How to Resolve the "CORS Error: Access-Control-Allow-Origin cannot be * when credentials mode is 'include'" Error in JavaScript
The error The value of the 'Access-Control-Allow-Origin' header in the response must not be the wildcard '*' when the request's credentials mode is 'include' is a specific CORS (Cross-Origin Resource Sharing) error. It is a security measure enforced by browsers to prevent sensitive user information from being shared with untrusted origins.
This guide will explain the fundamental security principle that causes this error and show you how to fix it by correctly configuring the CORS headers on your server.
The Core Problem: The Conflict Between "Everyone" and "Credentials"
This error arises from the interaction of two different settings: one on the client (your frontend app) and one on the server (your backend API).
-
On the Client (Frontend): Your code is making a request with
credentials: 'include'. This happens when you usefetchwith that option, or when you setwithCredentials: truein Axios. It tells the browser, "Please include any cookies, authorization headers, or client certificates that are relevant for the destination domain in this cross-origin request." -
On the Server (Backend): Your server is responding with the header
Access-Control-Allow-Origin: *. The wildcard (*) means "I allow any domain on the internet to make requests to me."
The browser sees this combination and stops the request for security reasons. The logic is: "A request that includes private user credentials cannot be sent to a server that allows anybody to access it. This is too insecure."
You cannot simultaneously allow "everyone" (*) and also handle "private credentials." You must choose one.

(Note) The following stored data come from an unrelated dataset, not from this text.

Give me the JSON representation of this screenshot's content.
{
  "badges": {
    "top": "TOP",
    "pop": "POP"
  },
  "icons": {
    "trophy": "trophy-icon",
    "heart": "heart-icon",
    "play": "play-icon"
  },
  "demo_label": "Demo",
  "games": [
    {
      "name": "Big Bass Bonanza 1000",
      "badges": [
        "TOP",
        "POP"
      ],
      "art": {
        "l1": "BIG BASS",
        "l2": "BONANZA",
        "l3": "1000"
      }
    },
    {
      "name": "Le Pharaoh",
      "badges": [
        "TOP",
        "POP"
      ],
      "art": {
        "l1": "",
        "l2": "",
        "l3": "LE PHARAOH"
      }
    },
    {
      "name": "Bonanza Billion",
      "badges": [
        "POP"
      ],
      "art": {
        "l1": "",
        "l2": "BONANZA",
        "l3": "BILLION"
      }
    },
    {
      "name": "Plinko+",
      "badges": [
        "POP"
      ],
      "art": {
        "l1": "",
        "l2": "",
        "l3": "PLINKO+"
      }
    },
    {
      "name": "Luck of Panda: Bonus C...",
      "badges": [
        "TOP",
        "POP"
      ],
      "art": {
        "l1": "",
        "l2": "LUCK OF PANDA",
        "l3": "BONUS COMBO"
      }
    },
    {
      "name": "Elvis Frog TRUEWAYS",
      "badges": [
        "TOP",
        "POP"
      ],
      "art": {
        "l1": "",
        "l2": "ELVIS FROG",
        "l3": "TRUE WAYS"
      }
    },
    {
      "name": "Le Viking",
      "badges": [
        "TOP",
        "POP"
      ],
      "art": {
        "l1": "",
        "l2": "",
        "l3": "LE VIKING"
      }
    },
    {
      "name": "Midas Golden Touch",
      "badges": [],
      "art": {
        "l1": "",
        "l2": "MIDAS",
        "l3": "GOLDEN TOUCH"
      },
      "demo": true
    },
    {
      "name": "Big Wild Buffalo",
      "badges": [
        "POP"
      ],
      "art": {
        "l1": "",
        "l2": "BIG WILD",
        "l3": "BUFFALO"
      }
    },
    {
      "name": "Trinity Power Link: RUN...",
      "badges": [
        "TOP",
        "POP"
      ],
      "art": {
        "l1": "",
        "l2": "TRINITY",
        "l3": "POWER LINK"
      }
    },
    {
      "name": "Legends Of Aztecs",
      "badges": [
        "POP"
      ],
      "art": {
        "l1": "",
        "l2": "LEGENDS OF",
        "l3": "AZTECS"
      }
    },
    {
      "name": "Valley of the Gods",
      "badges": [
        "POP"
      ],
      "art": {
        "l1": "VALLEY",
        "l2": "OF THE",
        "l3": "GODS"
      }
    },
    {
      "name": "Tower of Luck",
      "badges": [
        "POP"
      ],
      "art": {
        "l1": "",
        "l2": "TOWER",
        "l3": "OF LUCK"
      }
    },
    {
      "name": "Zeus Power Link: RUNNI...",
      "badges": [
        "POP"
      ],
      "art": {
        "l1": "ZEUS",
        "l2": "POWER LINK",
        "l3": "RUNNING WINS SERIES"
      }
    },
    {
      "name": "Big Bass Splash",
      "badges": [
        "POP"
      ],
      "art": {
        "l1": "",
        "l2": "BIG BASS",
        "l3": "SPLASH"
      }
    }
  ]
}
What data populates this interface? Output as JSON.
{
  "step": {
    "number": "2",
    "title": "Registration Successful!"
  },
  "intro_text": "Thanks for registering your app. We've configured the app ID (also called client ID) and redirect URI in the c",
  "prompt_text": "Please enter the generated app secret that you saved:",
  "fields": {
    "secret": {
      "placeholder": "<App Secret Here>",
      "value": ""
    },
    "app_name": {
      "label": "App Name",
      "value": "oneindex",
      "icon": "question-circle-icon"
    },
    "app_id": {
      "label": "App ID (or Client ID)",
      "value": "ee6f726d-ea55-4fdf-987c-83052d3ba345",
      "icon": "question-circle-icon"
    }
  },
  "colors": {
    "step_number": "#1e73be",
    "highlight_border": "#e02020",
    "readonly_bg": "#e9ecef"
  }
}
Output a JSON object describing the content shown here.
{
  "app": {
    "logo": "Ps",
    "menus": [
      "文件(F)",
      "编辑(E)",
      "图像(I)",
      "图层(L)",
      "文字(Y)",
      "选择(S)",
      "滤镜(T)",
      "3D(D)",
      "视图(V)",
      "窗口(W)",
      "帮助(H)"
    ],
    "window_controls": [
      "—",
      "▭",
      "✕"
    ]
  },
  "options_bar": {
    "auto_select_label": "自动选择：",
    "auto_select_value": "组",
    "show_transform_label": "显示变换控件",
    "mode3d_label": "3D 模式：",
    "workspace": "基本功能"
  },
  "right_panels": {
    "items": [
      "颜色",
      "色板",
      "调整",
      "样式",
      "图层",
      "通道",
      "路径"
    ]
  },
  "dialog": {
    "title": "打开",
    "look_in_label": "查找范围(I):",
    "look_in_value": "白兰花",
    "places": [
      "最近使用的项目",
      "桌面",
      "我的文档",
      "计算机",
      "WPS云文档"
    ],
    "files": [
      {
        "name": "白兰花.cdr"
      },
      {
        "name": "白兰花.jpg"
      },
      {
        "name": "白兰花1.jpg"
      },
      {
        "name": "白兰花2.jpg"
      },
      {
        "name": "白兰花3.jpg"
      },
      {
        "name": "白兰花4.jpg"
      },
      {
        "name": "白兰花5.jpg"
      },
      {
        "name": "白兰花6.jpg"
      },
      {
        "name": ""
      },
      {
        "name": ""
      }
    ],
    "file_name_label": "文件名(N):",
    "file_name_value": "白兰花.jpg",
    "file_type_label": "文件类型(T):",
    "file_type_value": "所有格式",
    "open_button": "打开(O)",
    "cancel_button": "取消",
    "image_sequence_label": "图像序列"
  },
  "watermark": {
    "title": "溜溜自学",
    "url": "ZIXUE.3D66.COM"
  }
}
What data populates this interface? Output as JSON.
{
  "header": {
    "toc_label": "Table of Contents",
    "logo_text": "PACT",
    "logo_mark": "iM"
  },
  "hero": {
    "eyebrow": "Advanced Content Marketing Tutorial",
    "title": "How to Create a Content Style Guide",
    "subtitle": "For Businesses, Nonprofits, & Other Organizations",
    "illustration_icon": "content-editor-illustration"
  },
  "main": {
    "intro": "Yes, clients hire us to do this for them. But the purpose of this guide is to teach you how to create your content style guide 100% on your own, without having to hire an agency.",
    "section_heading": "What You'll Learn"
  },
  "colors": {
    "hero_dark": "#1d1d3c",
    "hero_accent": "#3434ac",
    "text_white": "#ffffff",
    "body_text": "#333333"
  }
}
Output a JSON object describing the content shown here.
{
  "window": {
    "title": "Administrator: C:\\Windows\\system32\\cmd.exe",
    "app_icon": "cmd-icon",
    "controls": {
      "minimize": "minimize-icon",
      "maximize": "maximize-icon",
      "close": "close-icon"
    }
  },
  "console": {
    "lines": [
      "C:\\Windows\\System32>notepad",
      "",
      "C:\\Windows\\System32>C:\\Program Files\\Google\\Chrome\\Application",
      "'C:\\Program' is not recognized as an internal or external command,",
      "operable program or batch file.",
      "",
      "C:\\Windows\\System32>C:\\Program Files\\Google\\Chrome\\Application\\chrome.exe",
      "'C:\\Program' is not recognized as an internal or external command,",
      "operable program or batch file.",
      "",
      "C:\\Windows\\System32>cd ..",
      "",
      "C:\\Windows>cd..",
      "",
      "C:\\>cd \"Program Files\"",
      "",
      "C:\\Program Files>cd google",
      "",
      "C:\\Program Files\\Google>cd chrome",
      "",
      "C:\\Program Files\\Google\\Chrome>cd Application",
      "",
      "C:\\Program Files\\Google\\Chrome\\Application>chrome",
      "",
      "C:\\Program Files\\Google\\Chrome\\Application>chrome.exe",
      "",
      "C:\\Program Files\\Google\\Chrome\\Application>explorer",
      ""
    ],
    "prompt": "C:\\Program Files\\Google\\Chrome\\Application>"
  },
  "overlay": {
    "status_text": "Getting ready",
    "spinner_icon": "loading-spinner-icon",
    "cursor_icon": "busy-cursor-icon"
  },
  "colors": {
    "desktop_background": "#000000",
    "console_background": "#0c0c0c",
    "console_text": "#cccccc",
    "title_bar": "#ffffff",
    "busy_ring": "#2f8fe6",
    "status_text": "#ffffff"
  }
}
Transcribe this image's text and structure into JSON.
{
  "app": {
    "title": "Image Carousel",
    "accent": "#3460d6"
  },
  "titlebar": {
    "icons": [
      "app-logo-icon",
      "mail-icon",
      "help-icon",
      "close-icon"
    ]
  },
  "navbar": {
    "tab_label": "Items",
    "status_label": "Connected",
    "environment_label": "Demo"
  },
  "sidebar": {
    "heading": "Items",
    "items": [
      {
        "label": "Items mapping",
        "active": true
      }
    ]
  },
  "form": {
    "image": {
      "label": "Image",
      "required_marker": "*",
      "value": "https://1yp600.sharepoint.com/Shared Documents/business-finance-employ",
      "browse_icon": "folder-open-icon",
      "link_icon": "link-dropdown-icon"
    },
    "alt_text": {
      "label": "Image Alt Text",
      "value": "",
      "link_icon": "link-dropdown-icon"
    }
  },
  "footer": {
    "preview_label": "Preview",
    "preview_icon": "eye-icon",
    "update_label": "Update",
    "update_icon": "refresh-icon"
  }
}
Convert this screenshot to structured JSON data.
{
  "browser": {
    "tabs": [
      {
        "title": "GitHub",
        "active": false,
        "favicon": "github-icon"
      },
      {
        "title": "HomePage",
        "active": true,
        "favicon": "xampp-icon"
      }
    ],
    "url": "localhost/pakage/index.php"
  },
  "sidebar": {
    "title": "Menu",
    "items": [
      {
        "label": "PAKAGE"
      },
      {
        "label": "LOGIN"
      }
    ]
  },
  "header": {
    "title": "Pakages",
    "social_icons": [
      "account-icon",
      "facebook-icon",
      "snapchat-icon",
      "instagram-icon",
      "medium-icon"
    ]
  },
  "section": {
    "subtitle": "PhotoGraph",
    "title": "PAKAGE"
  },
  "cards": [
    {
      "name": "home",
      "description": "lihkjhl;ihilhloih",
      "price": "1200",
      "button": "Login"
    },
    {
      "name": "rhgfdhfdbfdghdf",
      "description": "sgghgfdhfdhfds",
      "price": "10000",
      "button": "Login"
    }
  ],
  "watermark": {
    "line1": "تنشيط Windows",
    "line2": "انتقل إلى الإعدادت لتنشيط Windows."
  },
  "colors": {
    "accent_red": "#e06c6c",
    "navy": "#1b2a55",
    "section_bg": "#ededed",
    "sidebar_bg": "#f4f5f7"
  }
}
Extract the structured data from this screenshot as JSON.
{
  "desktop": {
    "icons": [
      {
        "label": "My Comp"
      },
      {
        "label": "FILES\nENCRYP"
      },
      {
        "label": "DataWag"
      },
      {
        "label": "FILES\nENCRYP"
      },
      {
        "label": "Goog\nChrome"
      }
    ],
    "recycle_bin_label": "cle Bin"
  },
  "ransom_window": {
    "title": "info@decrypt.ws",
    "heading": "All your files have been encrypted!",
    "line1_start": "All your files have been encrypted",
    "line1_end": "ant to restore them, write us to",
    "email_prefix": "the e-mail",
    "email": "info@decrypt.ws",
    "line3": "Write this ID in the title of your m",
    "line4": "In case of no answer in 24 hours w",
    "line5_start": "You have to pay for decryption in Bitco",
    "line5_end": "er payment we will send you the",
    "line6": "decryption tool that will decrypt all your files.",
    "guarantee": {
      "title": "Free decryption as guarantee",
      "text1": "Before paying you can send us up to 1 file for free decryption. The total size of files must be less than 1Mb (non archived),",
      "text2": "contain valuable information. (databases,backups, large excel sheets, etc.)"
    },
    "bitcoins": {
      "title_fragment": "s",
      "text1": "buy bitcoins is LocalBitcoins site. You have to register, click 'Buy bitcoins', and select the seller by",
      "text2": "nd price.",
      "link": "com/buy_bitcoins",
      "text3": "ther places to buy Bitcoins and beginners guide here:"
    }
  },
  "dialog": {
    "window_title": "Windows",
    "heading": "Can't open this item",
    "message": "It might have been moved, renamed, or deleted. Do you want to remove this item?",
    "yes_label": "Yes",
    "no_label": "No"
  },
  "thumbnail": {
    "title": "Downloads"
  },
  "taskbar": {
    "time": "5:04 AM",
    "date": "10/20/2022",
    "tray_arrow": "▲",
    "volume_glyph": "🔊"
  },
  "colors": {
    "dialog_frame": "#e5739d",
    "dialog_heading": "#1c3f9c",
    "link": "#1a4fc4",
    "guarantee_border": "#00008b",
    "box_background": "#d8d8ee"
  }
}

The Solution: Specify the Exact Origin
Since your goal is to send credentials, you cannot use the wildcard. The solution is to change your server's configuration to specify the exact origin(s) that are allowed to make credentialed requests.
Example of problem (Incorrect Server Configuration):
Access-Control-Allow-Origin: *
Access-Control-Allow-Credentials: true
The Solution is a Correct Server Configuration: you must replace the wildcard (*) with the full, specific origin of your frontend application.
# The origin must include the protocol, domain, and port.
Access-Control-Allow-Origin: http://localhost:3000
Access-Control-Allow-Credentials: true
This tells the browser: "I explicitly trust http://localhost:3000. It is safe to send credentials from that specific origin."
A Practical Example (Node.js/Express)
Most backend frameworks have libraries to manage CORS. For a Node.js server using Express, the cors middleware is the standard solution.
Problem: your Express API is configured with a wildcard origin but you need to handle cookies from your frontend.
// Problematic configuration
app.use(cors({ origin: '*', credentials: true })); // This will not work
Solution: specify the trusted origin directly.
let express = require('express');
let cors = require('cors');
let app = express();
let corsOptions = {
// Replace with your frontend's actual origin
origin: 'http://localhost:3000',
credentials: true, // Allow cookies to be sent
};
// Enable CORS with the specific options
app.use(cors(corsOptions));
// Your API routes...
app.get('/api/me', (req, res) => {
// This route can now access cookies sent from the frontend
res.json({ user: 'authenticated' });
});
app.listen(8000);
How to Handle Multiple Origins
If you need to allow credentialed requests from multiple specific origins (e.g., your local development environment and your production domain), you can provide a function or an array to your CORS configuration.
Example of solution using Express cors middleware:
let whitelist = ['http://localhost:3000', 'https://my-production-app.example.com'];
let corsOptions = {
origin: function (origin, callback) {
// The `origin` is the domain that made the request.
// Check if the origin is in our whitelist.
if (whitelist.indexOf(origin) !== -1 || !origin) {
callback(null, true);
} else {
callback(new Error('Not allowed by CORS'));
}
},
credentials: true,
};
app.use(cors(corsOptions));
This configuration dynamically checks if the incoming request's origin is on your list of trusted domains and responds with the appropriate CORS headers.
Conclusion
The error The value of the 'Access-Control-Allow-Origin' header ... must not be the wildcard '*' is a security feature, not a bug. It forces you to be explicit about which domains you trust with user credentials.
To solve it, you must modify your server-side CORS configuration:
- Change
Access-Control-Allow-Originfrom*to a specific, trusted origin (e.g.,https://my-frontend.com). - Ensure
Access-Control-Allow-Credentialsis set totrue.
This creates a secure channel that allows your frontend and backend to exchange credentials across different domains.